Genetic analyses of three families with ASD and SHANK3 mutations, (a) In family ASD 1, the proband carries a de novo terminal deletion of the paternal chromosome 22q13. The deletion breakpoint is located in intron 8 of SHANK3. The breakpoint was sequenced after amplification of the proband DNA using primer 1 in SHANK3 and primer 2 in the telomeric repeats. The heterogenous smear in the proband is likely due to the difference in telomere length from chromosome to chromosome and/or priming at different locations by the telomeric primer, (b) In family ASD 2, the two probands carry the same de novo SHANK3 frame-shift mutation on the maternal chromosome 22q13. The mutation is absent from the mother blood and buccal cells, suggesting a germinal mosaicism.
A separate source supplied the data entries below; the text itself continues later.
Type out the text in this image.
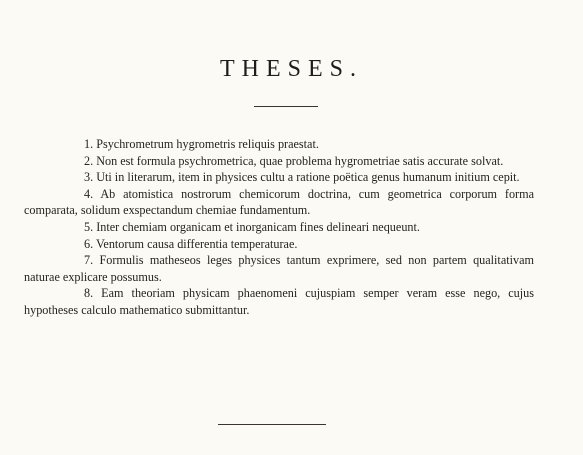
THESES.

1. Psychrometrum hygrometris reliquis praestat.

2. Non est formula psychrometrica, quae problema hygrometriae satis accurate solvat.

3. Uti in literarum, item in physices cultu a ratione poëtica genus humanum initium cepit.

4. Ab atomistica nostrorum chemicorum doctrina, cum geometrica corporum forma comparata, solidum exspectandum chemiae fundamentum.

5. Inter chemiam organicam et inorganicam fines delineari nequeunt.

6. Ventorum causa differentia temperaturae.

7. Formulis matheseos leges physices tantum exprimere, sed non partem qualitativam naturae explicare possumus.

8. Eam theoriam physicam phaenomeni cujuspiam semper veram esse nego, cujus hypotheses calculo mathematico submittantur.
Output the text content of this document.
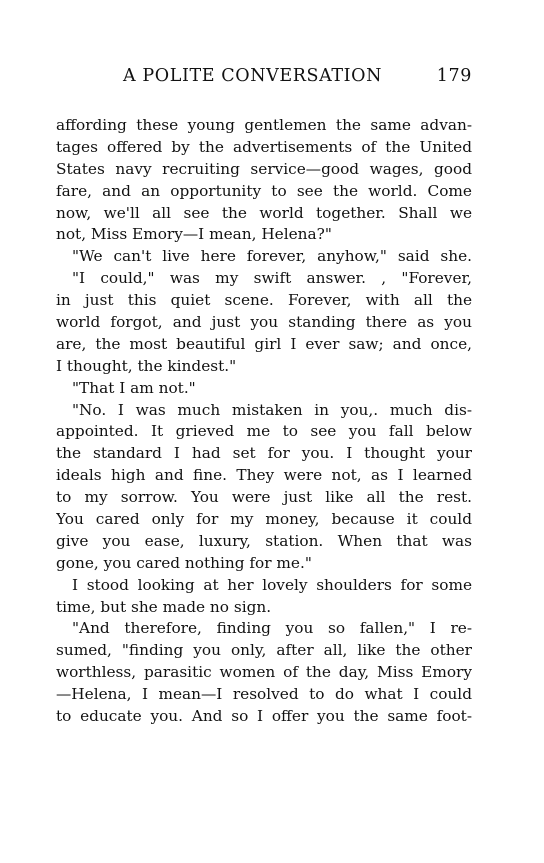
A POLITE CONVERSATION	179
affording these young gentlemen the same advan-
tages offered by the advertisements of the United
States navy recruiting service—good wages, good
fare, and an opportunity to see the world. Come
now, we'll all see the world together. Shall we
not, Miss Emory—I mean, Helena?"
"We can't live here forever, anyhow," said she.
"I could," was my swift answer. , "Forever,
in just this quiet scene. Forever, with all the
world forgot, and just you standing there as you
are, the most beautiful girl I ever saw; and once,
I thought, the kindest."
"That I am not."
"No. I was much mistaken in you,. much dis-
appointed. It grieved me to see you fall below
the standard I had set for you. I thought your
ideals high and fine. They were not, as I learned
to my sorrow. You were just like all the rest.
You cared only for my money, because it could
give you ease, luxury, station. When that was
gone, you cared nothing for me."
I stood looking at her lovely shoulders for some
time, but she made no sign.
"And therefore, finding you so fallen," I re-
sumed, "finding you only, after all, like the other
worthless, parasitic women of the day, Miss Emory
—Helena, I mean—I resolved to do what I could
to educate you. And so I offer you the same foot-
The guanine insertion is located in exon 21 of SHANK3, leading to a premature truncated protein, (c) In family ASD 3, the father carries a balanced translocation t(14,22)(p11.2;q13.33), proband A (Asperger syndrome) presents a partial 22qter trisomy and proband B (autism) has a 22qter deletion, (d) Using quantitative fluorescent PCR, we mapped the breakpoint between the genes ALG12 and MLC1. The dosage quotient has a theoretical value of 0.5 for a deletion and 1.5 for a duplication.